Possible word: benesiciu or beneficiu with a lower chance

Pipeline 4 (segmentator + 22 networks as classifier)


In [56]:
predict_pipeline4(beneficiu_good_cuts)


Predictions for the supposed letter number 1
Good cut with a confidence of 96.2968468666% by letter 'b'
Good cut with a confidence of 95.1756775379% by letter 'h'
---
Predictions for the supposed letter number 2
Good cut with a confidence of 99.0915298462% by letter 'e'
Good cut with a confidence of 72.757101059% by letter 'o'
---
Predictions for the supposed letter number 3
Good cut with a confidence of 81.7161262035% by letter 'n'
Good cut with a confidence of 87.449246645% by letter 'u'
---
Predictions for the supposed letter number 4
Good cut with a confidence of 97.0624148846% by letter 'e'
Good cut with a confidence of 68.0127263069% by letter 'o'
---
Predictions for the supposed letter number 5
Good cut with a confidence of 98.3659625053% by letter 's_mediana'
Good cut with a confidence of 95.8405375481% by letter 's_alta'
Good cut with a confidence of 73.6354649067% by letter 'f'
---
Predictions for the supposed letter number 6
Bad cut with a confidence of 99.9758422375%
---
Predictions for the supposed letter number 7
Good cut with a confidence of 97.9001879692% by letter 'c'
---
Predictions for the supposed letter number 8
Good cut with a confidence of 92.4233794212% by letter 'i'
---
Predictions for the supposed letter number 9
Good cut with a confidence of 77.549380064% by letter 'i'
Good cut with a confidence of 98.096716404% by letter 'u'
---
Elapsed time: 0.819690465927124

Possible word: beues-ciu or beuef-ciu with a lower chance

Results

Overall the pipeline 2 (segmentator + classifier) seems to give the best results. Pipeline 1 and 3 behave correctly when cuts are good, but they are totally unaware of bad cuts, giving false positives with almost 100% confidence. Pipeline 2 on the other hand gives sometimes false negatives on good cuts of the letter "i" (at least on the ligature "fi"), but that's because of the training set of the segmentator network, that has been trained with bad cuts of letter "m", "n", "r" and "u" almost identical to a good cut of an "i". Polishing the datasets (both of wrong and good cuts) should give a better false positive over false negative ratio. The fourth pipeline is basically equivalent to the second one, but has a less accurate rankings and takes 10 times more to compute.

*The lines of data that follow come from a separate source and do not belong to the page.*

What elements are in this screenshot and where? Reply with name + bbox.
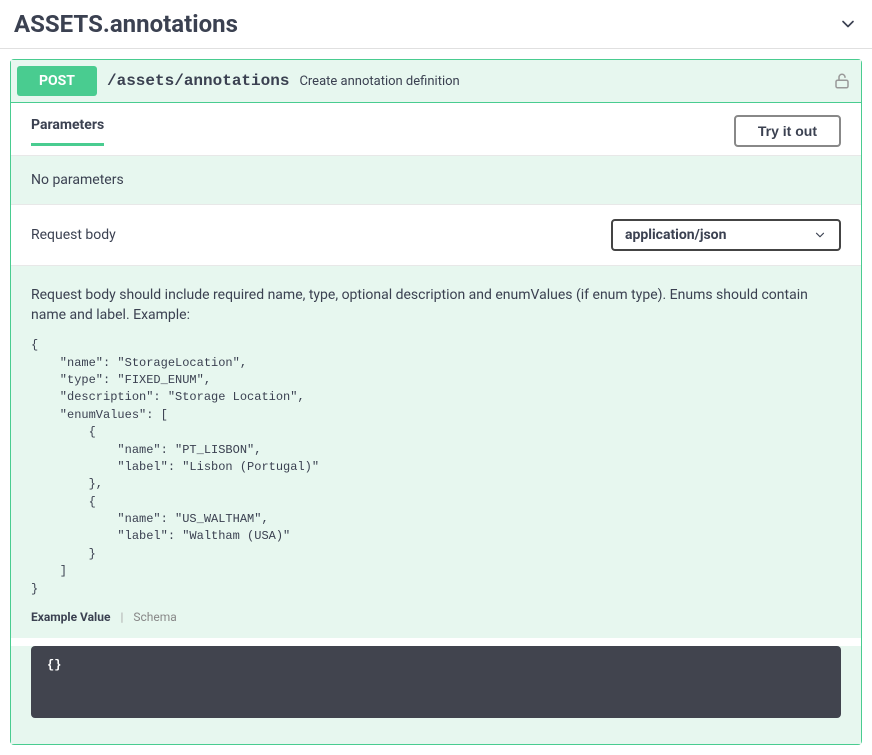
- request-body-example-json: { "name": "StorageLocation", "type": "FI…: [31, 337, 841, 598]
- tab-schema[interactable]: Schema: [133, 610, 176, 624]
- http-method-badge: POST: [17, 66, 97, 96]
- section-title: ASSETS.annotations: [14, 10, 238, 38]
- api-operation-block: POST /assets/annotations Create annotati…: [10, 59, 862, 745]
- request-body-description: Request body should include required nam…: [31, 286, 841, 325]
- example-tabs: Example Value | Schema: [31, 610, 841, 624]
- chevron-down-icon[interactable]: [838, 14, 858, 34]
- content-type-value: application/json: [625, 227, 726, 243]
- content-type-select[interactable]: application/json: [611, 219, 841, 251]
- no-parameters-text: No parameters: [11, 156, 861, 205]
- parameters-header: Parameters Try it out: [11, 103, 861, 156]
- api-summary-text: Create annotation definition: [299, 74, 459, 89]
- example-value-wrapper: {}: [11, 646, 861, 744]
- parameters-tab[interactable]: Parameters: [31, 117, 104, 146]
- try-it-out-button[interactable]: Try it out: [734, 115, 841, 147]
- api-summary-row[interactable]: POST /assets/annotations Create annotati…: [11, 60, 861, 103]
- request-body-label: Request body: [31, 227, 116, 243]
- tab-example-value[interactable]: Example Value: [31, 610, 110, 624]
- unlock-icon[interactable]: [833, 72, 851, 90]
- request-body-description-area: Request body should include required nam…: [11, 266, 861, 638]
- api-path: /assets/annotations: [107, 72, 289, 90]
- tab-divider: |: [120, 610, 123, 624]
- example-value-code[interactable]: {}: [31, 646, 841, 718]
- chevron-down-icon: [813, 228, 827, 242]
- section-header[interactable]: ASSETS.annotations: [0, 0, 872, 49]
- request-body-header: Request body application/json: [11, 205, 861, 266]
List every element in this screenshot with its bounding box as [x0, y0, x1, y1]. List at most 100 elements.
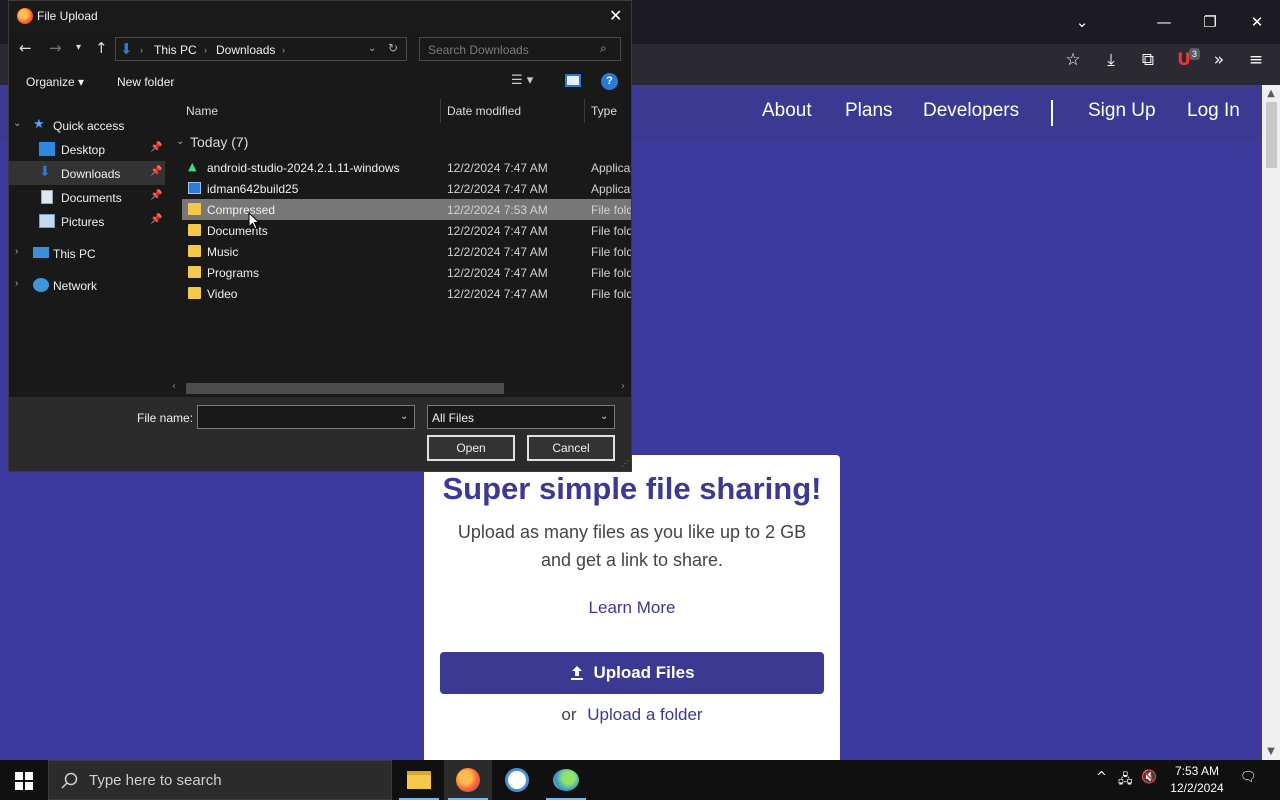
scroll-left-arrow-icon[interactable]: ‹: [172, 381, 176, 392]
breadcrumb-downloads[interactable]: Downloads: [216, 43, 275, 57]
nav-documents-label: Documents: [61, 191, 122, 205]
back-arrow-icon[interactable]: ←: [19, 39, 32, 57]
search-downloads-input[interactable]: Search Downloads ⌕: [419, 37, 621, 61]
nav-network-label: Network: [53, 279, 98, 293]
ublock-icon[interactable]: U 3: [1170, 48, 1200, 78]
horizontal-scrollbar-thumb[interactable]: [186, 383, 504, 394]
group-header-today[interactable]: Today (7): [190, 134, 248, 150]
dialog-titlebar[interactable]: File Upload ✕: [9, 1, 631, 33]
file-list-pane: Name Date modified Type ⌄ Today (7) ▲ an…: [166, 97, 631, 397]
file-row[interactable]: Music 12/2/2024 7:47 AM File fold: [182, 241, 631, 262]
breadcrumb-this-pc[interactable]: This PC: [154, 43, 197, 57]
collapse-chevron-icon[interactable]: ⌄: [13, 118, 21, 129]
taskbar-search-placeholder: Type here to search: [89, 772, 222, 789]
start-button[interactable]: [0, 760, 48, 800]
help-icon[interactable]: ?: [601, 73, 618, 90]
file-explorer-icon: [407, 771, 431, 789]
volume-muted-icon[interactable]: 🔇: [1141, 770, 1157, 785]
scroll-up-arrow-icon[interactable]: ▲: [1262, 86, 1280, 102]
column-header-name[interactable]: Name: [186, 104, 218, 118]
file-explorer-taskbar-button[interactable]: [395, 760, 443, 800]
horizontal-scrollbar[interactable]: ‹ ›: [166, 380, 631, 396]
nav-plans-link[interactable]: Plans: [845, 100, 893, 122]
column-header-date[interactable]: Date modified: [447, 104, 521, 118]
new-folder-button[interactable]: New folder: [117, 75, 174, 89]
dialog-footer: File name: ⌄ All Files ⌄ Open Cancel ⋰: [9, 397, 631, 471]
notifications-icon[interactable]: 🗨: [1240, 770, 1257, 785]
preview-pane-icon[interactable]: [565, 74, 581, 87]
tray-overflow-chevron-icon[interactable]: ^: [1096, 770, 1107, 785]
file-row[interactable]: Video 12/2/2024 7:47 AM File fold: [182, 283, 631, 304]
column-divider[interactable]: [584, 99, 585, 123]
idm-taskbar-button[interactable]: [542, 760, 590, 800]
column-divider[interactable]: [440, 99, 441, 123]
cancel-button[interactable]: Cancel: [527, 435, 615, 461]
learn-more-link[interactable]: Learn More: [424, 598, 840, 618]
taskbar-clock[interactable]: 7:53 AM 12/2/2024: [1160, 763, 1234, 797]
nav-pictures[interactable]: Pictures 📌: [9, 209, 165, 233]
scroll-down-arrow-icon[interactable]: ▼: [1262, 744, 1280, 760]
file-type-select[interactable]: All Files ⌄: [427, 405, 615, 429]
address-row: ← → ▾ ↑ ⬇ › This PC › Downloads › ⌄ ↻ Se…: [9, 35, 631, 63]
column-header-type[interactable]: Type: [591, 104, 617, 118]
dialog-close-icon[interactable]: ✕: [609, 6, 622, 25]
upload-folder-link[interactable]: Upload a folder: [587, 705, 702, 724]
taskbar-search-box[interactable]: Type here to search: [48, 760, 392, 800]
file-row[interactable]: idman642build25 12/2/2024 7:47 AM Applic…: [182, 178, 631, 199]
upload-folder-line: or Upload a folder: [424, 705, 840, 725]
scroll-right-arrow-icon[interactable]: ›: [621, 381, 625, 392]
extensions-icon[interactable]: ⧉: [1134, 50, 1162, 78]
nav-developers-link[interactable]: Developers: [923, 100, 1019, 122]
file-row[interactable]: Programs 12/2/2024 7:47 AM File fold: [182, 262, 631, 283]
minimize-button[interactable]: —: [1150, 8, 1178, 36]
nav-downloads[interactable]: ⬇ Downloads 📌: [9, 161, 165, 185]
nav-network[interactable]: › Network: [9, 273, 165, 297]
view-options-icon[interactable]: ☰ ▾: [511, 73, 533, 88]
nav-login-link[interactable]: Log In: [1187, 100, 1240, 122]
file-row[interactable]: ▲ android-studio-2024.2.1.11-windows 12/…: [182, 157, 631, 178]
nav-quick-access[interactable]: ⌄ ★ Quick access: [9, 113, 165, 137]
page-scrollbar-thumb[interactable]: [1266, 102, 1277, 168]
recent-locations-chevron-icon[interactable]: ▾: [76, 42, 81, 53]
page-scrollbar[interactable]: [1262, 85, 1280, 760]
pin-icon: 📌: [150, 190, 163, 201]
refresh-icon[interactable]: ↻: [388, 41, 398, 55]
android-studio-setup-taskbar-button[interactable]: [493, 760, 541, 800]
address-dropdown-chevron-icon[interactable]: ⌄: [368, 43, 376, 54]
address-bar[interactable]: ⬇ › This PC › Downloads › ⌄ ↻: [115, 37, 407, 61]
pin-icon: 📌: [150, 214, 163, 225]
upload-icon: [571, 666, 584, 680]
nav-desktop[interactable]: Desktop 📌: [9, 137, 165, 161]
documents-icon: [41, 190, 53, 204]
firefox-taskbar-button[interactable]: [444, 760, 492, 800]
tabs-list-button[interactable]: ⌄: [1068, 8, 1096, 36]
nav-documents[interactable]: Documents 📌: [9, 185, 165, 209]
file-date: 12/2/2024 7:47 AM: [447, 287, 548, 301]
file-name-input[interactable]: ⌄: [197, 405, 415, 429]
nav-signup-link[interactable]: Sign Up: [1088, 100, 1156, 122]
firefox-icon: [456, 768, 480, 792]
downloads-icon[interactable]: ⤓: [1097, 50, 1125, 78]
group-collapse-chevron-icon[interactable]: ⌄: [176, 136, 184, 147]
file-name-dropdown-icon[interactable]: ⌄: [400, 411, 408, 422]
organize-menu[interactable]: Organize ▾: [26, 75, 84, 89]
open-button[interactable]: Open: [427, 435, 515, 461]
forward-arrow-icon[interactable]: →: [49, 39, 62, 57]
nav-this-pc[interactable]: › This PC: [9, 241, 165, 265]
up-arrow-icon[interactable]: ↑: [95, 39, 108, 57]
network-status-icon[interactable]: 🖧: [1118, 770, 1133, 792]
file-type-value: All Files: [432, 411, 475, 425]
bookmark-star-icon[interactable]: ☆: [1059, 50, 1087, 78]
restore-button[interactable]: ❐: [1196, 8, 1224, 36]
file-date: 12/2/2024 7:47 AM: [447, 161, 548, 175]
overflow-chevron-icon[interactable]: »: [1205, 50, 1233, 78]
expand-chevron-icon[interactable]: ›: [15, 246, 18, 257]
upload-files-button[interactable]: Upload Files: [440, 652, 824, 694]
close-window-button[interactable]: ✕: [1243, 8, 1271, 36]
expand-chevron-icon[interactable]: ›: [15, 278, 18, 289]
hamburger-menu-icon[interactable]: ≡: [1242, 50, 1270, 78]
resize-grip-icon[interactable]: ⋰: [621, 459, 629, 468]
nav-about-link[interactable]: About: [762, 100, 812, 122]
firefox-icon: [17, 8, 33, 24]
idm-icon: [188, 182, 201, 194]
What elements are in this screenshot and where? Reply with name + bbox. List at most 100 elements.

Our suggestion is to use pipeline 2 for an initial classification, and then switch to pipeline 3 if the first one gives no possibile good cuts. Pipeline 2 (and eventually 3) will be helped by the language model if they give more then one possible result for that word.

It's worth mentioning that the problem on the "i" that is part of the ligature will be automatically solved when the corresponging glyph ("fi") will be added to the classifiers.